A mulher volta do banheiro. Os cabelos estão molhados e tem uma toalha enrolada ao corpo.
-Qual o número do seu telefone? – pergunta, desenrolando a toalha do corpo e esfregando-a nos cabelos.
-Não tenho.
-Não tem telefone?
-Perdi. Se quiser me ver, fico sempre por ali.
-Todas as noites?
-Sim.
Senta-se ao lado dele na cama e o encara.
-Me responde uma coisa? Fiquei curiosa.
-O quê?
-Seu nome é Mauro mesmo?
-É.
-Sério?
-Sério.
-Não acredito, um fingir mas vou fingir que sim.
-Finja.
-É que não acho que tenha cara de Mauro. Parece um nome que inventou pra colocar em anúncio…
-Está enganada.
-Tá com a sua identidade aí?
-Pra quê?
-Eu quero ver.
-Porra – ele diz, levantando-se e a encarando -, você não falou que gostou, que foi ótimo? Pra quê essa merda de identidade agora?

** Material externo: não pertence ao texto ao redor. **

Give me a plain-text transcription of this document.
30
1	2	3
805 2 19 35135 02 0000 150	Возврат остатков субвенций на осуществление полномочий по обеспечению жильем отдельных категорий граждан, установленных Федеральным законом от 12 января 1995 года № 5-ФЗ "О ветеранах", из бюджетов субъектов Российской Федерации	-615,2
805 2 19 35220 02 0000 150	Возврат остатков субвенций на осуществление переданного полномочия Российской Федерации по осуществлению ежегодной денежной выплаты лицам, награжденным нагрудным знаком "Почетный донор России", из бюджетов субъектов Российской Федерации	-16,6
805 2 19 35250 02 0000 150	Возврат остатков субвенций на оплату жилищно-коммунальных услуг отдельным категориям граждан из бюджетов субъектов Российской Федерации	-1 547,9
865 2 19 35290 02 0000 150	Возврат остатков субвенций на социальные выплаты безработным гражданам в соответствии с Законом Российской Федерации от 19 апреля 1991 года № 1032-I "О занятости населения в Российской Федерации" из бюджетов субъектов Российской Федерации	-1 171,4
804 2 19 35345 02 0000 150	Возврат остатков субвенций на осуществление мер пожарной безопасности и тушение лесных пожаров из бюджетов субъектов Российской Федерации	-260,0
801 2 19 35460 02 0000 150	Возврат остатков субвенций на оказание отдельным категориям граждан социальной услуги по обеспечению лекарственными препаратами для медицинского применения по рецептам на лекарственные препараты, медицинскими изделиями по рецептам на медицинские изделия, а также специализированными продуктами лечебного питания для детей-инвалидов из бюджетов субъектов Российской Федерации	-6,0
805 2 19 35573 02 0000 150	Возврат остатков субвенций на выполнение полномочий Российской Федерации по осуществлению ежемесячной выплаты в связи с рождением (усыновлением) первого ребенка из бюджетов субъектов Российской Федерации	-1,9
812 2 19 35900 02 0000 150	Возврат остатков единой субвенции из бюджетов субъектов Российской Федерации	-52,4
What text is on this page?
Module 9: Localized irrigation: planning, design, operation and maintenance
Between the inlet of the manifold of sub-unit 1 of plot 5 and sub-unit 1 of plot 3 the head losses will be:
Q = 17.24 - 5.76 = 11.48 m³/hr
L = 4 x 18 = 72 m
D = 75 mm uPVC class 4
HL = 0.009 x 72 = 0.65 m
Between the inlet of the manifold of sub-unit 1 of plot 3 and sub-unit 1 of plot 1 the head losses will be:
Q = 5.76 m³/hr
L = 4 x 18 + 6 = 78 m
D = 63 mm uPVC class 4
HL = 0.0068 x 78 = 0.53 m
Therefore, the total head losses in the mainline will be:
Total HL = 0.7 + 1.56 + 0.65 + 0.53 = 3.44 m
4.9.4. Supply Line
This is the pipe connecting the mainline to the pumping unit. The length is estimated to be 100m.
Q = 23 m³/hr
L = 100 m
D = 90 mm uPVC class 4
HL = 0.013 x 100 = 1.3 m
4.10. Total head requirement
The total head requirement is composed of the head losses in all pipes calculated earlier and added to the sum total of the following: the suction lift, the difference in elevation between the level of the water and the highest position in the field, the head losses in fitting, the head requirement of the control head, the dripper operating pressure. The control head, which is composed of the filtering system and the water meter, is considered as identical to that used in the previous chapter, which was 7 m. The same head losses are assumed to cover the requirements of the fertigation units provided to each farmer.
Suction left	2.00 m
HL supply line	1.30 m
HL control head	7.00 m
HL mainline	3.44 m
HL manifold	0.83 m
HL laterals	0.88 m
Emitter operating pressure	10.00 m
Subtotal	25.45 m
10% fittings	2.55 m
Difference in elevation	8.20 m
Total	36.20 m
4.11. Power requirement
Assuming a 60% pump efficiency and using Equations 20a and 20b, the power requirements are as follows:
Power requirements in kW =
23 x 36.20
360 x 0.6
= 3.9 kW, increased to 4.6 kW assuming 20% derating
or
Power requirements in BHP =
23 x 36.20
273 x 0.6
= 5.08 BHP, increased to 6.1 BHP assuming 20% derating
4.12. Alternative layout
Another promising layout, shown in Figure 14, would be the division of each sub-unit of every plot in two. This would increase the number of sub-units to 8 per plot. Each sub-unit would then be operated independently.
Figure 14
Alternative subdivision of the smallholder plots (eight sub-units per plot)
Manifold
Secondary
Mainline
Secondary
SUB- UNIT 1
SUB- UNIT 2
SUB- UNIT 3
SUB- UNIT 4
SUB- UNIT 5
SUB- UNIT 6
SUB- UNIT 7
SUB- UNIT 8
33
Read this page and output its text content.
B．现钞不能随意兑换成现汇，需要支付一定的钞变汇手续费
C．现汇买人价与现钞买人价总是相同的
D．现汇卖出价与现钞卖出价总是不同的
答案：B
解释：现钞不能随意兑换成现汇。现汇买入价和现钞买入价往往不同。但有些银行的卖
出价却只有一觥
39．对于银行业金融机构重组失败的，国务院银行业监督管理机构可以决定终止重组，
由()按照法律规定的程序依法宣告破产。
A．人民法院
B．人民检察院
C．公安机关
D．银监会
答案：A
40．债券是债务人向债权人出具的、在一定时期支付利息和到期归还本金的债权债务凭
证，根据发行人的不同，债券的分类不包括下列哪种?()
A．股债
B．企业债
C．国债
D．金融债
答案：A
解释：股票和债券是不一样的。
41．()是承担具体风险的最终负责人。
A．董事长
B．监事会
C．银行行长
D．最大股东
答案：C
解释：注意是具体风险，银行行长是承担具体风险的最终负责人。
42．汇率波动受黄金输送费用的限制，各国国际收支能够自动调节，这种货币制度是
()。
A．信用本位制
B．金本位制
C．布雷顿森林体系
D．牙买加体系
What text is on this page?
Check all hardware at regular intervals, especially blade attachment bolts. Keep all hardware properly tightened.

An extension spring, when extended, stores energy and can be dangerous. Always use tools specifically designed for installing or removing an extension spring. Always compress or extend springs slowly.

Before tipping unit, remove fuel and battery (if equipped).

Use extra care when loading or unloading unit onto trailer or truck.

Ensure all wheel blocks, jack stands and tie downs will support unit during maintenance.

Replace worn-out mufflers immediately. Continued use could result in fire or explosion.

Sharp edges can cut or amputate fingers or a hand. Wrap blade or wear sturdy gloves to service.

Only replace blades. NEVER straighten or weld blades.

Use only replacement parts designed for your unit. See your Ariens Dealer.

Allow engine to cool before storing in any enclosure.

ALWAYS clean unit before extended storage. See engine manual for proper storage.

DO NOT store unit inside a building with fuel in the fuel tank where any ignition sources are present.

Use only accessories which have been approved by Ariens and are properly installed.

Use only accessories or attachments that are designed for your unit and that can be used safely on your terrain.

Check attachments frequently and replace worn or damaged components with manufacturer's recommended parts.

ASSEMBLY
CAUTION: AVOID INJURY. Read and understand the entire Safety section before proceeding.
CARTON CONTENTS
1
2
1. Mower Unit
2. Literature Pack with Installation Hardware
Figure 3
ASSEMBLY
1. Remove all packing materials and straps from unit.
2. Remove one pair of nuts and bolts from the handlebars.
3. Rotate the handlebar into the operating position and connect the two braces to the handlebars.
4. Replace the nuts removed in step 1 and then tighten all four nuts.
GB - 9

-Nossa, você é bem nervosinho mesmo…
Ela penteia os cabelos, depois pega o vestido sobre a cadeira, um vestido prateado cheio de lantejoulas, e se veste.
-Não estou preocupada com o seu nome, meu querido. Foi só uma curiosidade. Falei o que achei.
-Achou errado.
-Peço desculpas se foi isso mesmo. Mas você também não precisa ficar desse jeito.
Pega a bolsa e procura algo. Tira duas notas de cinquenta e entrega para ele.
-Queria ter dormido menos – ela diz.
Tenta beijá-lo. Ele não resiste, mas também não se esforça.
-Vou te procurar, Mauro – ela diz, antes de sair -, gostei mesmo de você.
E ele então está sozinho. Olha para o quarto outra vez. Não há nada a não ser o branco das paredes. Pensa que é como se estivesse dentro de um copo de leite ou qualquer coisa parecida. Fica com isso na cabeça, que é uma mosca a boiar num generoso copo de leite. Deve ser um desses apartamentos para encontros: alugam ou compram um quarto e sala, armam uma cama e descontam as mentiras, os desdéns e as promessas não cumpridas dos maridos. As histórias, quase todas iguais – os carrões e os vestidos caros, a reboque o hálito amargo de fumantes e bebedoras inveteradas, os rostos empoados e destroçados – matronas cheias de traumas e rancores que se acham superiores e interessantes, a falar que você é maluco, nervoso ou o que mais puderem classificar, com aquele jeito de quem sabe tudo, mas que no fundo não sabe de nada, tudo se resumindo a mesquinhez, pedantismo e enganação. Um bando de tranqueiras que por conta de grana acham que podem constranger. Selma nunca se importou com aquilo. Ela não tinha frescura ou armadilhas. Pra Selma um nome era um nome e só.
Estira as pernas e cruza os braços por trás da cabeça. No andar de cima, um homem e uma mulher discutem e lá embaixo um cachorro late e alguém buzina incessantemente dentro de um carro qualquer. Vira-se de lado, o sol o atinge nas costas, e ele solta um arroto com gosto de cerveja e mortadela. Fecha os olhos e tenta dormir um pouco mais.
*Conto publicado inicialmente no livro “O Sangue que Corre nas Veias”, do autor, lançado em 2012 pela editora Mondrongo Livros.